As with any industry, the rights and needs of stakeholders must be considered at all times. This means respecting the privacy of individual consumers, understanding what it is that clients want, and trying to deliver the best company performance for shareholders.
Taking the lead
Over the 20 years that Petit has been at the helm of Toluna, he has seen the industry develop markedly. He has also watched his company grow substantially, always willing to adapt to new client requests and shifting consumer trends. It is something that has helped to keep the role fresh over such a long period.
“I can’t say that I never thought about leaving the company and moving to something else,” Petit said. “There were times when I could have sold the business, for example, but when you have passion for what you do, if you have a vision for what the company can become, you stick around. Obviously if Toluna had stayed the same, if it remained static, I probably would have left. The day I would leave would be the day where I don’t feel I can bring value to the company anymore.”
One of the ways he continues to provide value is through his inclusive leadership style. He believes that, today, communication is more important than ever, particularly with so many employees working remotely and spread over vast distances.
“We have an organisation where communication comes from me, but we also have an executive board, as well as regional and country leaders that communicate often with their staff – I don’t like the notion of pyramidal communication.
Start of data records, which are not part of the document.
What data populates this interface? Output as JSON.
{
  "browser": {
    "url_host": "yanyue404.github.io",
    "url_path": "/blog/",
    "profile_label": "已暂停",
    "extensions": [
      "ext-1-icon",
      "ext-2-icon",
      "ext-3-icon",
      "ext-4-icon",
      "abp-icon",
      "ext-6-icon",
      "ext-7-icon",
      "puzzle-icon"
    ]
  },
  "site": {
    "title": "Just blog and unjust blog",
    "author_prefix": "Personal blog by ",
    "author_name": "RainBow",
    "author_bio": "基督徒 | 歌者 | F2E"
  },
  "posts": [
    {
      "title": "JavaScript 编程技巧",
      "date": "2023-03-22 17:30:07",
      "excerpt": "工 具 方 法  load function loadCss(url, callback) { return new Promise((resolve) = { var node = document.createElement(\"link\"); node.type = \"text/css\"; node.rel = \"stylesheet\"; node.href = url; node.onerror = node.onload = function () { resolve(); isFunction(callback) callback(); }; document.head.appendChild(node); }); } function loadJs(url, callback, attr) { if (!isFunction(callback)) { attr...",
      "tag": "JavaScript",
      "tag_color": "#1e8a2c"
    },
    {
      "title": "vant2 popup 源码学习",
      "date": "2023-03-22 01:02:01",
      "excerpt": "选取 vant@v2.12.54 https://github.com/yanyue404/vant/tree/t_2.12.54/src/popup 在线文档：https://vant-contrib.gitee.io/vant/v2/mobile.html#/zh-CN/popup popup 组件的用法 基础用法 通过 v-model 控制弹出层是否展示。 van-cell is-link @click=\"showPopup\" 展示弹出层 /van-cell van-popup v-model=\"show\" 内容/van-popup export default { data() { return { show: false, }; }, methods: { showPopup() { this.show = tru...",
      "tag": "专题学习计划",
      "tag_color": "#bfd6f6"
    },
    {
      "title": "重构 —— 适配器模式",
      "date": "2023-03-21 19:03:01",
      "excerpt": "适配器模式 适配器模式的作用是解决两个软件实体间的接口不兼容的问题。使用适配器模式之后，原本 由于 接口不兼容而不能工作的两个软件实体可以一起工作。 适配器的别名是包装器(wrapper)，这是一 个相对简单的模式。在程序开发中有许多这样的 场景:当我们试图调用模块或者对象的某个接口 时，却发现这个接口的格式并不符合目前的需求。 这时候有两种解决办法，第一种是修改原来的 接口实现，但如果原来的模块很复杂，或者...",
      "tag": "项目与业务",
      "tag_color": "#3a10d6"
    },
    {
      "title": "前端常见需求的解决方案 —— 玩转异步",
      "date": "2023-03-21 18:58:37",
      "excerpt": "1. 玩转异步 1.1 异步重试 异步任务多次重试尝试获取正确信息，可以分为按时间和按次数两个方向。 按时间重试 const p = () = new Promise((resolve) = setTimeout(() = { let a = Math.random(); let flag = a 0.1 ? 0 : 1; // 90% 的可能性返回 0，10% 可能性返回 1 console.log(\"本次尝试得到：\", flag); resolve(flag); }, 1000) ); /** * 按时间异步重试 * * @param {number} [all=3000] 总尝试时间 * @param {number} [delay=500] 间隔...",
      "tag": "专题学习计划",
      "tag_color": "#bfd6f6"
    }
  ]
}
I think that we should all be able to communicate: the CEO has to maintain a vision, give regular updates and also be available, which I think I am. But each market and each country has to have its own leadership.”
Allowing many employees to take on leadership roles is particularly important in the market research industry, where each market has its own distinct trends. What’s more, each client may be searching for different insights. No single leader would be able to keep track of such diverse client needs.
“I also think that leadership requires you to be passionate about what you do,” Petit said. “Some people think that being passionate means being irrational, but you can be passionate about the prospects for your business while also being rational about the economic reality of COVID-19. Business is not just about gross margins and shares – it is about people, giving them a sense of direction, and doing what’s right. That’s when passion is really important.”
Ultimately, getting the balance right between passion and reason will determine each company’s success or failure. Having as much relevant data as possible can help firms to achieve this – and this is where market research can prove to be essential. If in doubt regarding the best way of moving forward with your business, why not ask your customer? They are always right, after all.